WWDC: Jobs wird iCloud präsentieren
Der Chief Executive Officer von Apple, Steve Jobs, wird am 6. Juni einen öffentlichen Auftritt haben. Dabei wird er ein neues Apple-Produkt, das sich ganz um die “Cloud” dreht, und eine weiterentwickelte Version des Betriebssystems, das iPad, iPhone und iPod betreibt, enthüllen
Jobs, der am 17. Januar schon zum dritten Mal aus gesundheitlichen Gründen von seinen operative Aufgaben beurlaubt wurde, wird auf der Worldwide Developers Conference eine Ansprache halten. Das teilte das Unternehmen aus Cupertino, Kalifornien, heute mit.

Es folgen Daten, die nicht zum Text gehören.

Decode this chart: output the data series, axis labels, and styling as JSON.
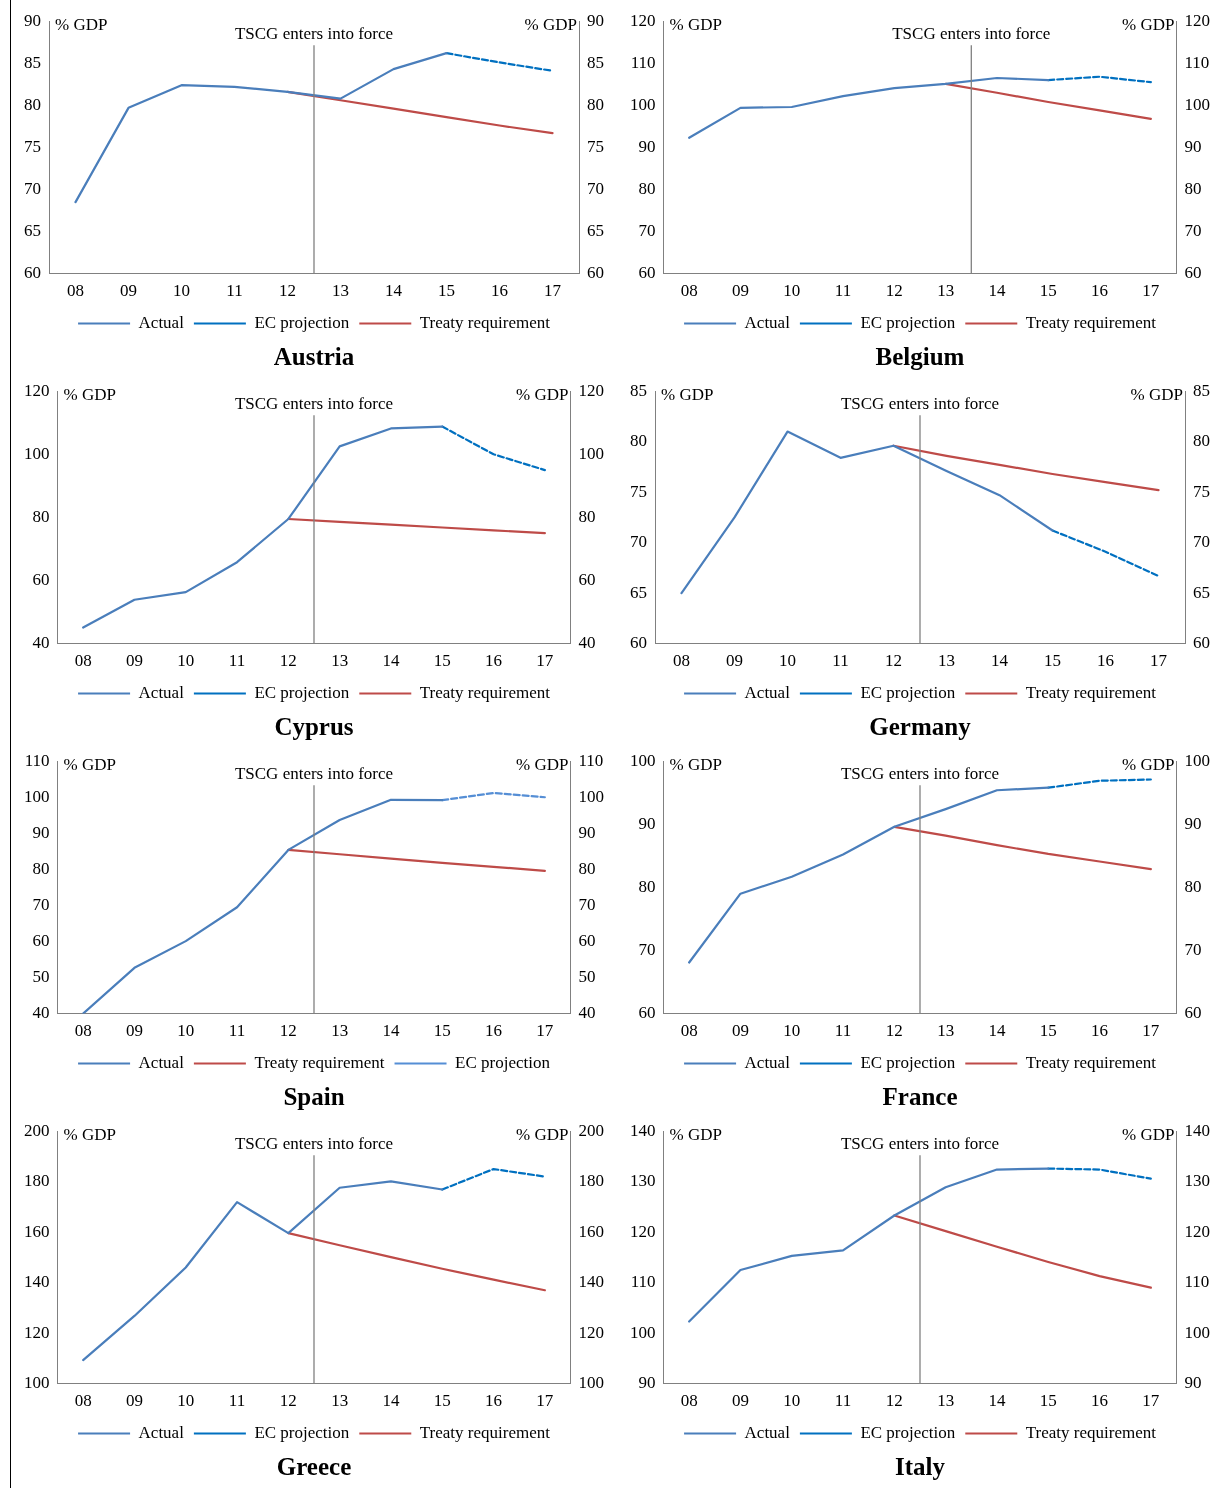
{
  "chart_data": [
    {
      "type": "line",
      "title": "Austria",
      "ylabel": "% GDP",
      "y2label": "% GDP",
      "xlim": [
        7.5,
        17.5
      ],
      "xticks": [
        {
          "value": 8,
          "label": "08"
        },
        {
          "value": 9,
          "label": "09"
        },
        {
          "value": 10,
          "label": "10"
        },
        {
          "value": 11,
          "label": "11"
        },
        {
          "value": 12,
          "label": "12"
        },
        {
          "value": 13,
          "label": "13"
        },
        {
          "value": 14,
          "label": "14"
        },
        {
          "value": 15,
          "label": "15"
        },
        {
          "value": 16,
          "label": "16"
        },
        {
          "value": 17,
          "label": "17"
        }
      ],
      "ylim": [
        60,
        90
      ],
      "yticks": [
        60,
        65,
        70,
        75,
        80,
        85,
        90
      ],
      "y2lim": [
        60,
        90
      ],
      "y2ticks": [
        60,
        65,
        70,
        75,
        80,
        85,
        90
      ],
      "grid": false,
      "legend": "bottom",
      "marker": "none",
      "ref_lines": [
        {
          "axis": "x",
          "value": 12.5,
          "label": "TSCG enters into force",
          "color": "#808080"
        }
      ],
      "series": [
        {
          "name": "Actual",
          "color": "#4a7ebb",
          "line_style": "solid",
          "x": [
            8,
            9,
            10,
            11,
            12,
            13,
            14,
            15
          ],
          "values": [
            68.5,
            79.7,
            82.4,
            82.2,
            81.6,
            80.8,
            84.3,
            86.2
          ]
        },
        {
          "name": "EC projection",
          "color": "#0070c0",
          "line_style": "dashed",
          "x": [
            15,
            16,
            17
          ],
          "values": [
            86.2,
            85.1,
            84.1
          ]
        },
        {
          "name": "Treaty requirement",
          "color": "#be4b48",
          "line_style": "solid",
          "x": [
            12,
            13,
            14,
            15,
            16,
            17
          ],
          "values": [
            81.6,
            80.6,
            79.6,
            78.6,
            77.6,
            76.7
          ]
        }
      ]
    },
    {
      "type": "line",
      "title": "Belgium",
      "ylabel": "% GDP",
      "y2label": "% GDP",
      "xlim": [
        7.5,
        17.5
      ],
      "xticks": [
        {
          "value": 8,
          "label": "08"
        },
        {
          "value": 9,
          "label": "09"
        },
        {
          "value": 10,
          "label": "10"
        },
        {
          "value": 11,
          "label": "11"
        },
        {
          "value": 12,
          "label": "12"
        },
        {
          "value": 13,
          "label": "13"
        },
        {
          "value": 14,
          "label": "14"
        },
        {
          "value": 15,
          "label": "15"
        },
        {
          "value": 16,
          "label": "16"
        },
        {
          "value": 17,
          "label": "17"
        }
      ],
      "ylim": [
        60,
        120
      ],
      "yticks": [
        60,
        70,
        80,
        90,
        100,
        110,
        120
      ],
      "y2lim": [
        60,
        120
      ],
      "y2ticks": [
        60,
        70,
        80,
        90,
        100,
        110,
        120
      ],
      "grid": false,
      "legend": "bottom",
      "marker": "none",
      "ref_lines": [
        {
          "axis": "x",
          "value": 13.5,
          "label": "TSCG enters into force",
          "color": "#808080"
        }
      ],
      "series": [
        {
          "name": "Actual",
          "color": "#4a7ebb",
          "line_style": "solid",
          "x": [
            8,
            9,
            10,
            11,
            12,
            13,
            14,
            15
          ],
          "values": [
            92.3,
            99.4,
            99.6,
            102.2,
            104.1,
            105.1,
            106.5,
            106.0
          ]
        },
        {
          "name": "EC projection",
          "color": "#0070c0",
          "line_style": "dashed",
          "x": [
            15,
            16,
            17
          ],
          "values": [
            106.0,
            106.8,
            105.5
          ]
        },
        {
          "name": "Treaty requirement",
          "color": "#be4b48",
          "line_style": "solid",
          "x": [
            13,
            14,
            15,
            16,
            17
          ],
          "values": [
            105.1,
            103.0,
            100.8,
            98.8,
            96.8
          ]
        }
      ]
    },
    {
      "type": "line",
      "title": "Cyprus",
      "ylabel": "% GDP",
      "y2label": "% GDP",
      "xlim": [
        7.5,
        17.5
      ],
      "xticks": [
        {
          "value": 8,
          "label": "08"
        },
        {
          "value": 9,
          "label": "09"
        },
        {
          "value": 10,
          "label": "10"
        },
        {
          "value": 11,
          "label": "11"
        },
        {
          "value": 12,
          "label": "12"
        },
        {
          "value": 13,
          "label": "13"
        },
        {
          "value": 14,
          "label": "14"
        },
        {
          "value": 15,
          "label": "15"
        },
        {
          "value": 16,
          "label": "16"
        },
        {
          "value": 17,
          "label": "17"
        }
      ],
      "ylim": [
        40,
        120
      ],
      "yticks": [
        40,
        60,
        80,
        100,
        120
      ],
      "y2lim": [
        40,
        120
      ],
      "y2ticks": [
        40,
        60,
        80,
        100,
        120
      ],
      "grid": false,
      "legend": "bottom",
      "marker": "none",
      "ref_lines": [
        {
          "axis": "x",
          "value": 12.5,
          "label": "TSCG enters into force",
          "color": "#808080"
        }
      ],
      "series": [
        {
          "name": "Actual",
          "color": "#4a7ebb",
          "line_style": "solid",
          "x": [
            8,
            9,
            10,
            11,
            12,
            13,
            14,
            15
          ],
          "values": [
            45.1,
            53.9,
            56.3,
            65.8,
            79.5,
            102.5,
            108.2,
            108.8
          ]
        },
        {
          "name": "EC projection",
          "color": "#0070c0",
          "line_style": "dashed",
          "x": [
            15,
            16,
            17
          ],
          "values": [
            108.8,
            100.0,
            95.0
          ]
        },
        {
          "name": "Treaty requirement",
          "color": "#be4b48",
          "line_style": "solid",
          "x": [
            12,
            13,
            14,
            15,
            16,
            17
          ],
          "values": [
            79.5,
            78.6,
            77.7,
            76.8,
            75.9,
            75.0
          ]
        }
      ]
    },
    {
      "type": "line",
      "title": "Germany",
      "ylabel": "% GDP",
      "y2label": "% GDP",
      "xlim": [
        7.5,
        17.5
      ],
      "xticks": [
        {
          "value": 8,
          "label": "08"
        },
        {
          "value": 9,
          "label": "09"
        },
        {
          "value": 10,
          "label": "10"
        },
        {
          "value": 11,
          "label": "11"
        },
        {
          "value": 12,
          "label": "12"
        },
        {
          "value": 13,
          "label": "13"
        },
        {
          "value": 14,
          "label": "14"
        },
        {
          "value": 15,
          "label": "15"
        },
        {
          "value": 16,
          "label": "16"
        },
        {
          "value": 17,
          "label": "17"
        }
      ],
      "ylim": [
        60,
        85
      ],
      "yticks": [
        60,
        65,
        70,
        75,
        80,
        85
      ],
      "y2lim": [
        60,
        85
      ],
      "y2ticks": [
        60,
        65,
        70,
        75,
        80,
        85
      ],
      "grid": false,
      "legend": "bottom",
      "marker": "none",
      "ref_lines": [
        {
          "axis": "x",
          "value": 12.5,
          "label": "TSCG enters into force",
          "color": "#808080"
        }
      ],
      "series": [
        {
          "name": "Actual",
          "color": "#4a7ebb",
          "line_style": "solid",
          "x": [
            8,
            9,
            10,
            11,
            12,
            13,
            14,
            15
          ],
          "values": [
            65.0,
            72.5,
            81.0,
            78.4,
            79.6,
            77.1,
            74.7,
            71.2
          ]
        },
        {
          "name": "EC projection",
          "color": "#0070c0",
          "line_style": "dashed",
          "x": [
            15,
            16,
            17
          ],
          "values": [
            71.2,
            69.1,
            66.7
          ]
        },
        {
          "name": "Treaty requirement",
          "color": "#be4b48",
          "line_style": "solid",
          "x": [
            12,
            13,
            14,
            15,
            16,
            17
          ],
          "values": [
            79.6,
            78.6,
            77.7,
            76.8,
            76.0,
            75.2
          ]
        }
      ]
    },
    {
      "type": "line",
      "title": "Spain",
      "ylabel": "% GDP",
      "y2label": "% GDP",
      "xlim": [
        7.5,
        17.5
      ],
      "xticks": [
        {
          "value": 8,
          "label": "08"
        },
        {
          "value": 9,
          "label": "09"
        },
        {
          "value": 10,
          "label": "10"
        },
        {
          "value": 11,
          "label": "11"
        },
        {
          "value": 12,
          "label": "12"
        },
        {
          "value": 13,
          "label": "13"
        },
        {
          "value": 14,
          "label": "14"
        },
        {
          "value": 15,
          "label": "15"
        },
        {
          "value": 16,
          "label": "16"
        },
        {
          "value": 17,
          "label": "17"
        }
      ],
      "ylim": [
        40,
        110
      ],
      "yticks": [
        40,
        50,
        60,
        70,
        80,
        90,
        100,
        110
      ],
      "y2lim": [
        40,
        110
      ],
      "y2ticks": [
        40,
        50,
        60,
        70,
        80,
        90,
        100,
        110
      ],
      "grid": false,
      "legend": "bottom",
      "marker": "none",
      "ref_lines": [
        {
          "axis": "x",
          "value": 12.5,
          "label": "TSCG enters into force",
          "color": "#808080"
        }
      ],
      "series": [
        {
          "name": "Actual",
          "color": "#4a7ebb",
          "line_style": "solid",
          "x": [
            8,
            9,
            10,
            11,
            12,
            13,
            14,
            15
          ],
          "values": [
            40.0,
            52.7,
            60.1,
            69.5,
            85.4,
            93.7,
            99.3,
            99.2
          ]
        },
        {
          "name": "Treaty requirement",
          "color": "#be4b48",
          "line_style": "solid",
          "x": [
            12,
            13,
            14,
            15,
            16,
            17
          ],
          "values": [
            85.4,
            84.2,
            83.0,
            81.8,
            80.7,
            79.6
          ]
        },
        {
          "name": "EC projection",
          "color": "#558ed5",
          "line_style": "dashed",
          "x": [
            15,
            16,
            17
          ],
          "values": [
            99.2,
            101.2,
            100.0
          ]
        }
      ]
    },
    {
      "type": "line",
      "title": "France",
      "ylabel": "% GDP",
      "y2label": "% GDP",
      "xlim": [
        7.5,
        17.5
      ],
      "xticks": [
        {
          "value": 8,
          "label": "08"
        },
        {
          "value": 9,
          "label": "09"
        },
        {
          "value": 10,
          "label": "10"
        },
        {
          "value": 11,
          "label": "11"
        },
        {
          "value": 12,
          "label": "12"
        },
        {
          "value": 13,
          "label": "13"
        },
        {
          "value": 14,
          "label": "14"
        },
        {
          "value": 15,
          "label": "15"
        },
        {
          "value": 16,
          "label": "16"
        },
        {
          "value": 17,
          "label": "17"
        }
      ],
      "ylim": [
        60,
        100
      ],
      "yticks": [
        60,
        70,
        80,
        90,
        100
      ],
      "y2lim": [
        60,
        100
      ],
      "y2ticks": [
        60,
        70,
        80,
        90,
        100
      ],
      "grid": false,
      "legend": "bottom",
      "marker": "none",
      "ref_lines": [
        {
          "axis": "x",
          "value": 12.5,
          "label": "TSCG enters into force",
          "color": "#808080"
        }
      ],
      "series": [
        {
          "name": "Actual",
          "color": "#4a7ebb",
          "line_style": "solid",
          "x": [
            8,
            9,
            10,
            11,
            12,
            13,
            14,
            15
          ],
          "values": [
            68.1,
            79.0,
            81.7,
            85.2,
            89.6,
            92.4,
            95.4,
            95.8
          ]
        },
        {
          "name": "EC projection",
          "color": "#0070c0",
          "line_style": "dashed",
          "x": [
            15,
            16,
            17
          ],
          "values": [
            95.8,
            96.9,
            97.1
          ]
        },
        {
          "name": "Treaty requirement",
          "color": "#be4b48",
          "line_style": "solid",
          "x": [
            12,
            13,
            14,
            15,
            16,
            17
          ],
          "values": [
            89.6,
            88.2,
            86.7,
            85.3,
            84.1,
            82.9
          ]
        }
      ]
    },
    {
      "type": "line",
      "title": "Greece",
      "ylabel": "% GDP",
      "y2label": "% GDP",
      "xlim": [
        7.5,
        17.5
      ],
      "xticks": [
        {
          "value": 8,
          "label": "08"
        },
        {
          "value": 9,
          "label": "09"
        },
        {
          "value": 10,
          "label": "10"
        },
        {
          "value": 11,
          "label": "11"
        },
        {
          "value": 12,
          "label": "12"
        },
        {
          "value": 13,
          "label": "13"
        },
        {
          "value": 14,
          "label": "14"
        },
        {
          "value": 15,
          "label": "15"
        },
        {
          "value": 16,
          "label": "16"
        },
        {
          "value": 17,
          "label": "17"
        }
      ],
      "ylim": [
        100,
        200
      ],
      "yticks": [
        100,
        120,
        140,
        160,
        180,
        200
      ],
      "y2lim": [
        100,
        200
      ],
      "y2ticks": [
        100,
        120,
        140,
        160,
        180,
        200
      ],
      "grid": false,
      "legend": "bottom",
      "marker": "none",
      "ref_lines": [
        {
          "axis": "x",
          "value": 12.5,
          "label": "TSCG enters into force",
          "color": "#808080"
        }
      ],
      "series": [
        {
          "name": "Actual",
          "color": "#4a7ebb",
          "line_style": "solid",
          "x": [
            8,
            9,
            10,
            11,
            12,
            13,
            14,
            15
          ],
          "values": [
            109.3,
            126.8,
            146.0,
            171.9,
            159.6,
            177.6,
            180.1,
            176.9
          ]
        },
        {
          "name": "EC projection",
          "color": "#0070c0",
          "line_style": "dashed",
          "x": [
            15,
            16,
            17
          ],
          "values": [
            176.9,
            185.0,
            182.0
          ]
        },
        {
          "name": "Treaty requirement",
          "color": "#be4b48",
          "line_style": "solid",
          "x": [
            12,
            13,
            14,
            15,
            16,
            17
          ],
          "values": [
            159.6,
            154.8,
            150.1,
            145.5,
            141.2,
            137.0
          ]
        }
      ]
    },
    {
      "type": "line",
      "title": "Italy",
      "ylabel": "% GDP",
      "y2label": "% GDP",
      "xlim": [
        7.5,
        17.5
      ],
      "xticks": [
        {
          "value": 8,
          "label": "08"
        },
        {
          "value": 9,
          "label": "09"
        },
        {
          "value": 10,
          "label": "10"
        },
        {
          "value": 11,
          "label": "11"
        },
        {
          "value": 12,
          "label": "12"
        },
        {
          "value": 13,
          "label": "13"
        },
        {
          "value": 14,
          "label": "14"
        },
        {
          "value": 15,
          "label": "15"
        },
        {
          "value": 16,
          "label": "16"
        },
        {
          "value": 17,
          "label": "17"
        }
      ],
      "ylim": [
        90,
        140
      ],
      "yticks": [
        90,
        100,
        110,
        120,
        130,
        140
      ],
      "y2lim": [
        90,
        140
      ],
      "y2ticks": [
        90,
        100,
        110,
        120,
        130,
        140
      ],
      "grid": false,
      "legend": "bottom",
      "marker": "none",
      "ref_lines": [
        {
          "axis": "x",
          "value": 12.5,
          "label": "TSCG enters into force",
          "color": "#808080"
        }
      ],
      "series": [
        {
          "name": "Actual",
          "color": "#4a7ebb",
          "line_style": "solid",
          "x": [
            8,
            9,
            10,
            11,
            12,
            13,
            14,
            15
          ],
          "values": [
            102.3,
            112.5,
            115.3,
            116.4,
            123.3,
            128.9,
            132.4,
            132.6
          ]
        },
        {
          "name": "EC projection",
          "color": "#0070c0",
          "line_style": "dashed",
          "x": [
            15,
            16,
            17
          ],
          "values": [
            132.6,
            132.4,
            130.6
          ]
        },
        {
          "name": "Treaty requirement",
          "color": "#be4b48",
          "line_style": "solid",
          "x": [
            12,
            13,
            14,
            15,
            16,
            17
          ],
          "values": [
            123.3,
            120.2,
            117.1,
            114.1,
            111.3,
            109.0
          ]
        }
      ]
    }
  ]
}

Apple hat als der größte US-amerikanische Musikvertrieb Vereinbarungen mit drei von vier der großen Major-Labels getroffen, die es Nutzern des neuen Dienstes erlauben werden ihre Musiksammlung von mobilen Geräten aus über das Internet abzuspielen. So teilten Kenner der Verträge mit. Die drei Labels sind EMI Music, Warner Music und Sony Music. Diese Verträge sichern Apple die Rechte zum Vertrieb des größten Anteils der verfügbaren populären Musik. Apple folgt damit Google und Amazon auf dem Weg Nutzern das Streamen von Music über die Cloud zu gestatten, anstatt sie zunächst herunterzuladen, um sie auf einer Festplatte zwischenzuspeichern.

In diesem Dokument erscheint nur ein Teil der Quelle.